In my snippet, cred, err := azidentity.NewDefaultAzureCredential(nil) authenticates seamlessly as the clientID specified when deploying the Helm chart with helm upgrade -i .... --set podIdentity.azureWorkload.enabled=true --set podIdentity.azureWorkload.clientId={azure-ad-client-id} --set podIdentity.azureWorkload.tenantId={azure-ad-tenant-id}, as described here.

If such an option is added, then it would be possible to use it in the official Airflow Helm chart here.

Would it be a good idea to include that kind of mechanism in order to connect to PostgreSQL in general?

My example is really specific to Azure, but I think that the behavior can be generalized for many cloud providers, isn't it?

I have the feeling that it could be a good feature (if it does not already exist) because that way we don't even have to manage password anymore.

[zroubalik]

@tomkerkhove @JorTurFer FYI

[Ferdinanddb]

For info I just wrote a message in the KEDA's Slack channel to better explain what I described in my original post, here is the message 😄 :

---

I recently wrote a discussion post on KEDA’s GitHub repo about the possibility to use access token credentials for the KEDA’s Postgres scaler authentication. My initial post may not have been entirely clear, and the code proposal I shared might not have been the best approach to address the issue.

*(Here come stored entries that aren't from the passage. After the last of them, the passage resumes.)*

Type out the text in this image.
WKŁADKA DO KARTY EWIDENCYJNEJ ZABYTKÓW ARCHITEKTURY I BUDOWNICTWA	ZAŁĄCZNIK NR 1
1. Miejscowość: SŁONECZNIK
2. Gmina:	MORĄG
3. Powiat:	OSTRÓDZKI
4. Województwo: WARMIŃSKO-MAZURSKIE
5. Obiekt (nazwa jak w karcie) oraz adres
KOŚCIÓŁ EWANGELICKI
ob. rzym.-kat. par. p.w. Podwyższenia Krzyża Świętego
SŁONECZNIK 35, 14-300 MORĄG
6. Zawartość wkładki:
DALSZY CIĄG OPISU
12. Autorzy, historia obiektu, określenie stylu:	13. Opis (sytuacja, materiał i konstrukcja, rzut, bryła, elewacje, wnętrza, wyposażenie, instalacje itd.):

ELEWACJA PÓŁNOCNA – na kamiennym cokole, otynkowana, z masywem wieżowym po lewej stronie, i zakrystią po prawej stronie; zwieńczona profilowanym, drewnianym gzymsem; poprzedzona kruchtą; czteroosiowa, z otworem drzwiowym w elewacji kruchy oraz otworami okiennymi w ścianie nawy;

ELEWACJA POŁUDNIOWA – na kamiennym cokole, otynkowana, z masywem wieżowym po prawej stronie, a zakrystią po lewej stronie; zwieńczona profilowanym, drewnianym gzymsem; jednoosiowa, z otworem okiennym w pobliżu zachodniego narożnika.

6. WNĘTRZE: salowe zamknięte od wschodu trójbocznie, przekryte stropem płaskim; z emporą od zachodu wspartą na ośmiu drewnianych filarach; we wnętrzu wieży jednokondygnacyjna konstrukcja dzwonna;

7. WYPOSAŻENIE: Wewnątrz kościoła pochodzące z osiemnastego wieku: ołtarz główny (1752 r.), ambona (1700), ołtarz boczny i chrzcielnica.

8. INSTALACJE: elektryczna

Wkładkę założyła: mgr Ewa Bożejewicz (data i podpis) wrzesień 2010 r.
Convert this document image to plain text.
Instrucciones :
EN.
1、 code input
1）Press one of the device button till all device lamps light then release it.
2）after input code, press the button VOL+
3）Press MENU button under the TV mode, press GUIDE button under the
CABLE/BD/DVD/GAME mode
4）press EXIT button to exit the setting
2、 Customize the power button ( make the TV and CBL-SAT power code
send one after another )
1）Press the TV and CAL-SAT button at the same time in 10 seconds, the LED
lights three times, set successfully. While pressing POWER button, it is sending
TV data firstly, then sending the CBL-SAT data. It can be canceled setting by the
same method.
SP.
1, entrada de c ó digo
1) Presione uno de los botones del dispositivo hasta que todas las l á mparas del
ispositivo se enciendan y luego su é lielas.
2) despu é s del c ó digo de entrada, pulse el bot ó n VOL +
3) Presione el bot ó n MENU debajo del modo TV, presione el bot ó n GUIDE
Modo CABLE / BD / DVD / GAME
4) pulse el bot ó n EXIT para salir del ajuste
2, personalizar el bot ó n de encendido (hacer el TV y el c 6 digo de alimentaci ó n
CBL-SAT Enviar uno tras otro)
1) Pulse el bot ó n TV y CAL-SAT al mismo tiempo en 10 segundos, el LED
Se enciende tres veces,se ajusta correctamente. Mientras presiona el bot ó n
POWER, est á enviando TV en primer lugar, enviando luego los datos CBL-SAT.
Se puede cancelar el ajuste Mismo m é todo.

Let me briefly recap my requirement:
For my specific use case, I need KEDA to connect to an Azure Postgres Flexible Server using a managed identity’s access token. But perhaps this functionality could also be beneficial for other cloud providers that support this type of authentication?

Since I wrote the discussion post, I forked and tried to implement the feature myself, I drew inspiration from the Azure Pipelines scaler’s implementation, and now I believe I have a viable approach to propose in a PR. It’s worth noting that my implementation deviates from the code snippet I initially described in the discussion.

But I have the following interrogation though :

• Would it be more appropriate to develop a new KEDA scaler specifically for the Azure Postgres Flexible Server resource?
  • This approach would keep it isolated from the existing Postgres scaler, though it may lead to significant code duplication.
• Alternatively, should I integrate this feature into the existing Postgres scaler?
  • This would prevent code duplication, but the downside is that incorporating similar logic for other cloud providers might complicate and clutter the Postgres scaler codebase.

I am eager to contribute by implementing this feature along with all the necessary tests, but your guidance on how best to proceed would be greatly appreciated!